With the new economic reforms and various initiatives launched by the government, the industry has higher expectations from the Union Budget this year than ever before.

S.V. Sukumar and Rajeev Singh         Last Updated: February 17, 2016  | 13:39 IST

Rajeev Singh, Partner, Strategy and Operations, KPMG in India
S.V. Sukumar, Partner, Strategy and Operations, KPMG in India
With the new economic reforms and various initiatives launched by the government, the industry has higher expectations from the Union Budget this year than ever before. However, the general mood in the manufacturing sector is certainly low, if not completely down. The sector was comparatively more enthusiastic last year on account of several encouraging policy announcements, than this year. They were directionally poised towards greater reforms. The 'Make in India' campaign was seen as a big booster to the manufacturing industries, aiming to increase the contribution from manufacturing sectors from 15 per cent to 25 per cent of GDP.

One year down the line, there is hardly any noticeable improvement in the business environment for the manufacturing sector. In fact, the uncertainties and ambiguities have significantly increased.

Though the reported GDP figures are comparatively better, the more direct indicators such as unutilised capacities as well as the non-performing assets (NPAs) of quite a few state-run and private banks, many of which are assets in manufacturing industries, paint a completely different picture.

While the softening commodity prices have helped a few industries control their input cost, for many others, any gains out of this is more than negated by the falling prices of their output. Fierce competition on the price front, not just from domestic competitors but also from other foreign countries, specifically from China has only been making things worse.

The expectations of the manufacturing sector from Union Budget 2016 are primarily based on this backdrop.

Despite several challenges, with the roll out of various initiatives like 'Make in India', 'Start up India Stand up India', 'Digital India', etc, the expectations are high, even globally.

Hence, in this Budget, the government should create an advantage for the manufacturing sector from a long-term perspective, while subsequently addressing the short-term challenges.

Incentivise investment from domestic players
The government appears to be making persistent efforts to attract investments from international players, by relaxing the FDI policy and norms. However, it is important that due attention is also paid on domestic investors who seem be drifting away. The government should introduce lucrative policies to generate interest in domestic players as well.

Create common facilities for enabling industry cluster
There is merit in the government investing to create common facilities such as utilities, effluent treatment plants, etc. thereby helping all those who use such facilities to achieve economies of scale.

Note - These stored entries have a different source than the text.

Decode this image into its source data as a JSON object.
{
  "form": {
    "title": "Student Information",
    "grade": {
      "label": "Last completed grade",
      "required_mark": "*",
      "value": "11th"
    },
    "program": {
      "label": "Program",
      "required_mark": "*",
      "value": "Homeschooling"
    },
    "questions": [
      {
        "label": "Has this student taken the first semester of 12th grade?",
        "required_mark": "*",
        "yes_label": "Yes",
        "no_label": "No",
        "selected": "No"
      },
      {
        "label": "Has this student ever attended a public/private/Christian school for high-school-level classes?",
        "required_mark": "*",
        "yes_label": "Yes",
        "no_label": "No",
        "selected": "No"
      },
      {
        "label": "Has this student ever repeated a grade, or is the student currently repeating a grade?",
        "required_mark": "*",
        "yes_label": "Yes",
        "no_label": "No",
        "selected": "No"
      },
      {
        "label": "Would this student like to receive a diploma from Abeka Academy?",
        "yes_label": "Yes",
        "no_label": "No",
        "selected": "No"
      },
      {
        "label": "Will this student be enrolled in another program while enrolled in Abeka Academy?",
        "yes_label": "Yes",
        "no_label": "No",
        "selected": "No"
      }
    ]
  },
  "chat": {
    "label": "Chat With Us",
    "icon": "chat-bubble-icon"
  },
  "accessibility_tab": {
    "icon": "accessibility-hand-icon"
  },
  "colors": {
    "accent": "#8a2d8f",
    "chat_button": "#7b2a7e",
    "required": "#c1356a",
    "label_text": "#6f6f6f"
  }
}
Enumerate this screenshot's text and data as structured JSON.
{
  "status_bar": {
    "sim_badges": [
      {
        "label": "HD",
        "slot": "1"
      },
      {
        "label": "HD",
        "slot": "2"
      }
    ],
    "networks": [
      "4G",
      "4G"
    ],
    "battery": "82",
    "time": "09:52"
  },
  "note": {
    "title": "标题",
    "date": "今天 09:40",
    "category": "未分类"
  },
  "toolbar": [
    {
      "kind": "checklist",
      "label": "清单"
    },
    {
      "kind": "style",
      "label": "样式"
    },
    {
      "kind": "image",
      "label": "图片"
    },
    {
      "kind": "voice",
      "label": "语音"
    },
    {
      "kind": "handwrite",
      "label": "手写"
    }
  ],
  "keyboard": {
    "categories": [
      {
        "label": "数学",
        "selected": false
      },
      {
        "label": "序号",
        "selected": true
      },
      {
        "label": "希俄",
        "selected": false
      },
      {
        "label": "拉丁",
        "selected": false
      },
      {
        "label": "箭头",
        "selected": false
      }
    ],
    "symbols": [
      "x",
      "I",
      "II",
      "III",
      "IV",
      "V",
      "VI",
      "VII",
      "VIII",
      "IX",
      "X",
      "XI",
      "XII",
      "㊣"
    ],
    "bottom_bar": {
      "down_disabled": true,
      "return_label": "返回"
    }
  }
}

Accelerate the pace of creating infrastructure facilities
Despite the growing investments in building better infrastructure like roads, ports, etc. it continues to be one of the biggest bottlenecks for the manufacturing sector, even in a subdued business environment. The government should draft some more innovative ideas to attract Public-Private-Partnership (PPP) to accelerate the pace of creation. Apart from policies aiming at 'ease of doing business', this aspect may become one of the most critical bottlenecks.

Enabling manufacturing industries to remain competitive
It is important for the government to facilitate the Indian manufacturing sector to remain competitive in the face of fierce international competition, owing to a global slowdown and resultant excess capacities in other countries. However, it shall be a fine balancing act as the falling prices also help downstream industries to keep their cost low.

Incentivising innovation in manufacturing
It is important to realise that India cannot aim to be a manufacturing hub with the benign labour cost as it's the only advantage. India should be perceived as a 'value adding manufacturing hub' for the world. Some policy to propel government and private investment in innovation and R&D is a must.

Fast track reforms
The government should fast track the already initiated reforms like Constitution Amendment Bill Goods and Services Tax (GST) labour reforms, etc. so that they can help attract new investments and also current domestic and foreign players to be more efficient and productive.

(The authors are both Partners, Strategy and Operations, KPMG in India. The views and opinions expressed herein are those of the author and do not necessarily represent the views and opinions of KPMG in India.)